I always say when I’m asked this question that there’s four typical ways you can go about getting the deposit to buy your home.
Option 1. The old fashioned way – savings.
If you’re looking at saving up your funds over time the bare minimum we used to advise you work towards is 10% of the purchase price (as a simple rule of thumb), but with the scrutiny that most lenders have put on these high loan to value ratio loans over the past years, the number of lenders who will lend in this space have greatly limited. Therefore now we recommend that you aim for around 12-13% as your minimum (noting that when all your costs are paid from this – i.e. stamp duty, conveyancing, lender’s mortgage insurance this still only gets you owning 5% of your home!

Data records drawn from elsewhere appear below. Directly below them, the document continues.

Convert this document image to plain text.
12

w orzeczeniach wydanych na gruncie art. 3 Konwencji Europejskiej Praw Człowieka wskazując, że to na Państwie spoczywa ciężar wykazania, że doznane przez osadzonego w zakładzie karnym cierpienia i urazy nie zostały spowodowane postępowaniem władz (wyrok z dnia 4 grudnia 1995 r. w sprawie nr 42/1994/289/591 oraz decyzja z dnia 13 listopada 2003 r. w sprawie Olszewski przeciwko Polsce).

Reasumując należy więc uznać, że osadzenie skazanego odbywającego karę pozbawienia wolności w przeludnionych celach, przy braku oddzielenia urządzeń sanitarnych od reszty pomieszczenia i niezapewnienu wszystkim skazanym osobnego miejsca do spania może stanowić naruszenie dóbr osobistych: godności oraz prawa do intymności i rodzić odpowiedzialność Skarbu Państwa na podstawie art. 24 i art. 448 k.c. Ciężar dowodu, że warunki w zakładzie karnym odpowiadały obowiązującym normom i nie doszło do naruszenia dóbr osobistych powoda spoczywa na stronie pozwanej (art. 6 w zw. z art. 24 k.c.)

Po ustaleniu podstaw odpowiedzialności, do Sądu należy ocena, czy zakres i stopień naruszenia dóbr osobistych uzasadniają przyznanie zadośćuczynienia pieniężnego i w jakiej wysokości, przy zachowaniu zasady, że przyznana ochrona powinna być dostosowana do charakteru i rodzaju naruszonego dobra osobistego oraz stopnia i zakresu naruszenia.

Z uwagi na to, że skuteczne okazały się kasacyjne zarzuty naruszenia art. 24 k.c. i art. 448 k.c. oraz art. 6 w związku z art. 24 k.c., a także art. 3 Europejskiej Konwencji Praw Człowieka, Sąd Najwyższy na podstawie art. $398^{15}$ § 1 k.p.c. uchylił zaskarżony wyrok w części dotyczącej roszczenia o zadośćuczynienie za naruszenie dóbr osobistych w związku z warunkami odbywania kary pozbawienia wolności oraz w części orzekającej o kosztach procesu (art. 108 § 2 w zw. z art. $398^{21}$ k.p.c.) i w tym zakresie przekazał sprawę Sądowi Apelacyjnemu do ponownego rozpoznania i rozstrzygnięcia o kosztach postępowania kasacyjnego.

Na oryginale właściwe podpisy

One pro: if you can put aside funds while you’re funding your normal living expenses it shows a bank (and you!) that you’re capable of saving. Interest rates are low right now – you’ll sign up for a 30 year loan and it’s very unlikely they’ll be this low for the whole of your loan period. Showing savings can show you not only have the personal fortitude to save, but that you can put aside funds on top of your current living expenses (including rent if you’re paying it) and are capable of coping with increased interest rates when they happen.
One con: this method can be oh so slow and dreary. There’s nothing exciting about saving, scrimping, budgeting – BUT – anything worthwhile in life takes sacrifice to work towards. This is no exception.

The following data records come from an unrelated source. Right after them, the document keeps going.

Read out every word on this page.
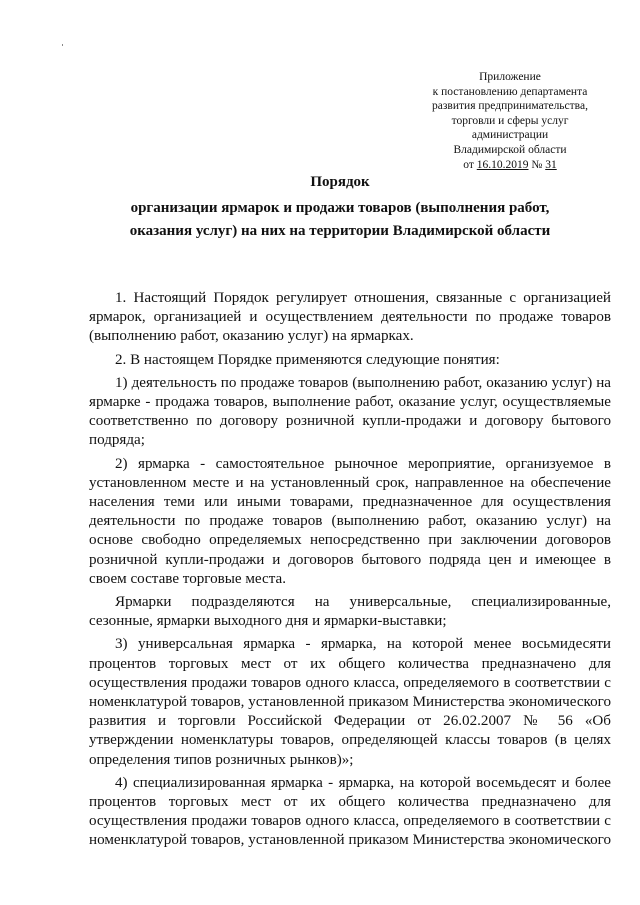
Приложение
к постановлению департамента
развития предпринимательства,
торговли и сферы услуг
администрации
Владимирской области
от 16.10.2019 № 31
Порядок
организации ярмарок и продажи товаров (выполнения работ,
оказания услуг) на них на территории Владимирской области

1. Настоящий Порядок регулирует отношения, связанные с организацией ярмарок, организацией и осуществлением деятельности по продаже товаров (выполнению работ, оказанию услуг) на ярмарках.

2. В настоящем Порядке применяются следующие понятия:

1) деятельность по продаже товаров (выполнению работ, оказанию услуг) на ярмарке - продажа товаров, выполнение работ, оказание услуг, осуществляемые соответственно по договору розничной купли-продажи и договору бытового подряда;

2) ярмарка - самостоятельное рыночное мероприятие, организуемое в установленном месте и на установленный срок, направленное на обеспечение населения теми или иными товарами, предназначенное для осуществления деятельности по продаже товаров (выполнению работ, оказанию услуг) на основе свободно определяемых непосредственно при заключении договоров розничной купли-продажи и договоров бытового подряда цен и имеющее в своем составе торговые места.

Ярмарки подразделяются на универсальные, специализированные, сезонные, ярмарки выходного дня и ярмарки-выставки;

3) универсальная ярмарка - ярмарка, на которой менее восьмидесяти процентов торговых мест от их общего количества предназначено для осуществления продажи товаров одного класса, определяемого в соответствии с номенклатурой товаров, установленной приказом Министерства экономического развития и торговли Российской Федерации от 26.02.2007 № 56 «Об утверждении номенклатуры товаров, определяющей классы товаров (в целях определения типов розничных рынков)»;

4) специализированная ярмарка - ярмарка, на которой восемьдесят и более процентов торговых мест от их общего количества предназначено для осуществления продажи товаров одного класса, определяемого в соответствии с номенклатурой товаров, установленной приказом Министерства экономического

First home buliders: If you’re eligible for a boost from your local friendly state government (such as $20,000 in Tassie for example) bear in mind that a bank will still want to see that you’ve contributed at least 5% in genuine savings yourself – bear minimum.
Option 2. Sharing is caring – gifts.
Either in addition to your own savings, or in lieu of them someone who loves you (you’d assume!) can offer you a gift. Check with your broker as to how much you’ll need, as the amount will vary lender by lender, but sometimes that 10% can be completely replaced by a gift, other times it needs to be 20% + costs, other lenders will happily see you save up 5% and then a gift form the rest. I can’t say it enough – every lender has their own policies (that’s why you have a broker, to find the most suitable one).

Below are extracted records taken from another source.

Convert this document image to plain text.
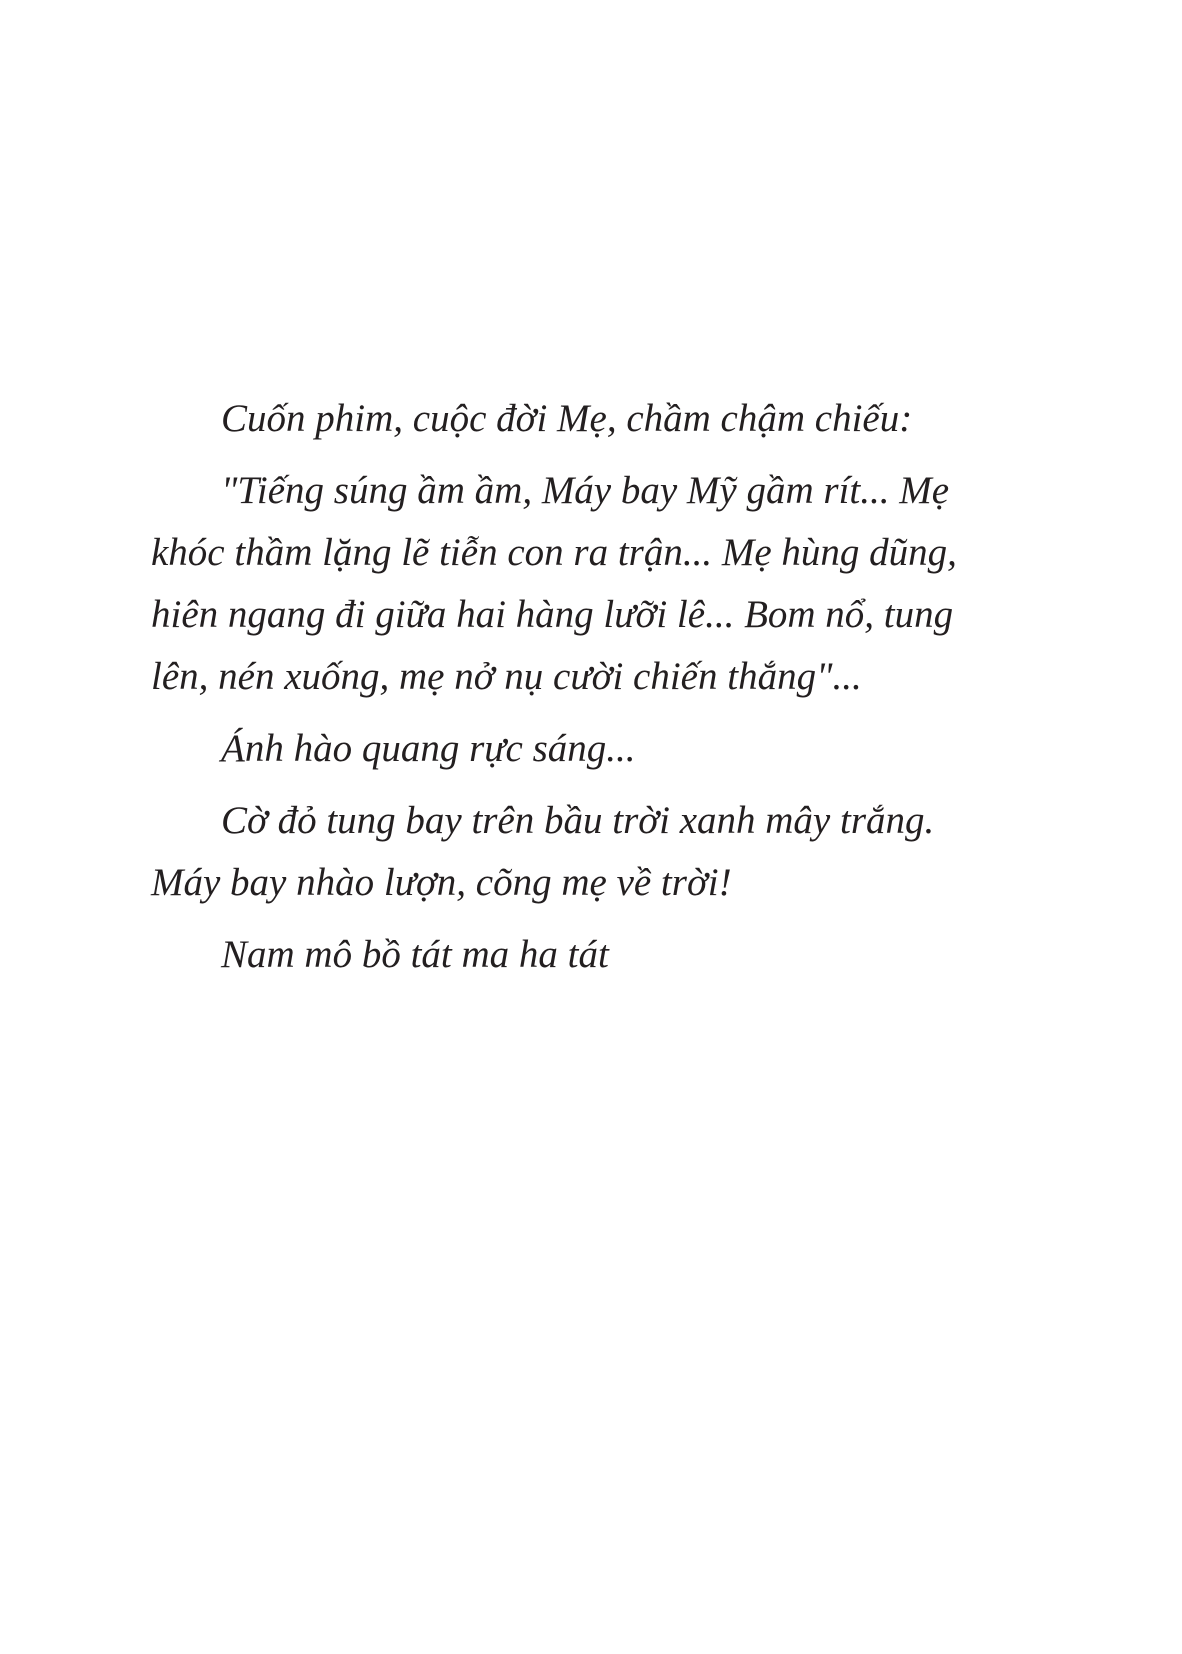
Cuốn phim, cuộc đời Mẹ, chầm chậm chiếu:

"Tiếng súng ầm ầm, Máy bay Mỹ gầm rít... Mẹ
khóc thầm lặng lẽ tiễn con ra trận... Mẹ hùng dũng,
hiên ngang đi giữa hai hàng lưỡi lê... Bom nổ, tung
lên, nén xuống, mẹ nở nụ cười chiến thắng"...

Ánh hào quang rực sáng...

Cờ đỏ tung bay trên bầu trời xanh mây trắng.
Máy bay nhào lượn, cõng mẹ về trời!

Nam mô bồ tát ma ha tát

One pro: it’s a lovely thing for a family member (typically) to be able to do to assist a loved in in getting into a home.
One con: you never want to have money get in the way of a family relationship – be sure the details of the arrangement are clearly agreed to before hand and fair to all concerned.
Option 3. The gift that keeps on giving – guarantor.
As brokers we see a lot of parents, grandparents and sometimes siblings who have a significant amount of equity in a property (which means lower levels of debt or no debt against it) who want to consider the option of putting their property up as security to enable a loved one to buy their home. Again, every lender is different on how this works, but typically the guarantor will assist with the equity component of the loan (by putting their own property up as security for a period of time until such time as you only owe 80% of the value of the property).
One pro: this is a way for a family member (typically) to assist without needing to outlay a large amount of cash and it’s not something that would be designed to last forever (it also enables parents to do the same thing for multiple siblings for example without needing endless supplies of cash).
One con: this is perhaps the highest level of trust required in this arrangement, if things go awry then the parents (typically) going guarantor could be responsible for repaying part or all of the loan in question or their own property could be in jeopardy if a market heads very far south. If in doubt, talk extensively to the broker involved AND get independent legal advice.
Option 4. For the term of their natural loan – term deposit.
There are a small number of lenders who will allow a loved one to provide a term deposit to guarantee your home loan. The term deposit will sit with the bank in question for the loan until such time as the purchasers pay the loan down to 80% of the value.
One pro: Like a guarantor, if the term deposit is for 20% + costs, you’ll secure typically preferential rates and the deal will be seen as overall less risk by the bank meaning easier approval. Unlike options 2 and 3 – this sees the family member providing the term deposit earning their own interest during this time as they would a normal term deposit.
One con: Like options 2 and 3, it involves a large element of trust and requires a large amount of idle cash to perform.
With all of the options above this is general advice and not specific to your situation. Seek the advice of an accredited finance broker you trust and where appropriate legal advice.